Straight out of the Bowling Green plant in Kentucky, the production C7 Corvette Stingray Z51 is good for 340kW and a true 288km/h but, as any anorak will tell you, aerodynamic drag increases as the square of velocity, so that extra 35km/h required a serious beef injection - 515kW at 6500rpm, to be exact.

How'd he do that?

Hennessey's personal Va-Va-Vette has what he calls the HPE600 package, comprising long-tube exhaust headers, ported factory cylinder heads, high-flow catalysers, HPE camshaft and a remapped ECU, which Hennessey says is good for 440kW (600 horsepower - geddit?) with a Nitrous Express NO2 kit in addition to deliver the extra 75kW.

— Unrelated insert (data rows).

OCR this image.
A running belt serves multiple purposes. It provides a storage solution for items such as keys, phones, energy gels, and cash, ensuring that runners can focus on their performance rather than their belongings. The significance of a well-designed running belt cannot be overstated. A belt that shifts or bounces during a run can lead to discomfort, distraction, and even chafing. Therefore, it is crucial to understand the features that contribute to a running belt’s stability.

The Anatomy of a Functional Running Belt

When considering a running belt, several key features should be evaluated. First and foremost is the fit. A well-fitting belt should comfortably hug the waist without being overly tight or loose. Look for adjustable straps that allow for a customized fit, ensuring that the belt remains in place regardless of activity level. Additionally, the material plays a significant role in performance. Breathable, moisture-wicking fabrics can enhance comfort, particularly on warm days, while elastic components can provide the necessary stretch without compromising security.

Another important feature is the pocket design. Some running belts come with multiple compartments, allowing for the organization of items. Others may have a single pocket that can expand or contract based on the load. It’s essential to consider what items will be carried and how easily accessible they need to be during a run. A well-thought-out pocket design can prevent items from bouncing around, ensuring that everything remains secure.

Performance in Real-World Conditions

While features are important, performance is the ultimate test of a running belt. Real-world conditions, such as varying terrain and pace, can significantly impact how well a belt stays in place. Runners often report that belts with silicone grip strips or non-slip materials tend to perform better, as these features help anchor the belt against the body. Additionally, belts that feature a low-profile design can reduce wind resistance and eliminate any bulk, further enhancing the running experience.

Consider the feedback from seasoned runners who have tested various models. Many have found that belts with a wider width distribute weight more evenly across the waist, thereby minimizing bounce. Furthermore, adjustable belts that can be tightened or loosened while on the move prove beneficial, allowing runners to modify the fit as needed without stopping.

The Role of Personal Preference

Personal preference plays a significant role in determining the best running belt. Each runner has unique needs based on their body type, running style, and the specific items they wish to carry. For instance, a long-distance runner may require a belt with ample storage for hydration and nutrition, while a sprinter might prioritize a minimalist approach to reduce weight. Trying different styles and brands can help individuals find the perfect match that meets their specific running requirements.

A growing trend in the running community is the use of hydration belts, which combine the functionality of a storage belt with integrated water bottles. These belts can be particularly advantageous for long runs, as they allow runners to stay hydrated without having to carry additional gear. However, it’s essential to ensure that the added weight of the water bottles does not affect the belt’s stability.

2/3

Hennessey concedes that it's an expert's weapon and it's not available to you and me, but he will soon be releasing the HPE700 package, without nitrous but with a gaping TVS2300 supercharger stuffing air down its eight custom-made throats to specially ported and polished heads, a special Hennessey camshaft to monitor the distribution of said air, long-tube headers for disposal of same and a suitably re-written set of performance parameters.

All of which will cost you $22 500 (R233 000), over and above the cost of a new Z51 at $66 000 (R683 000) - still cheap by European standards.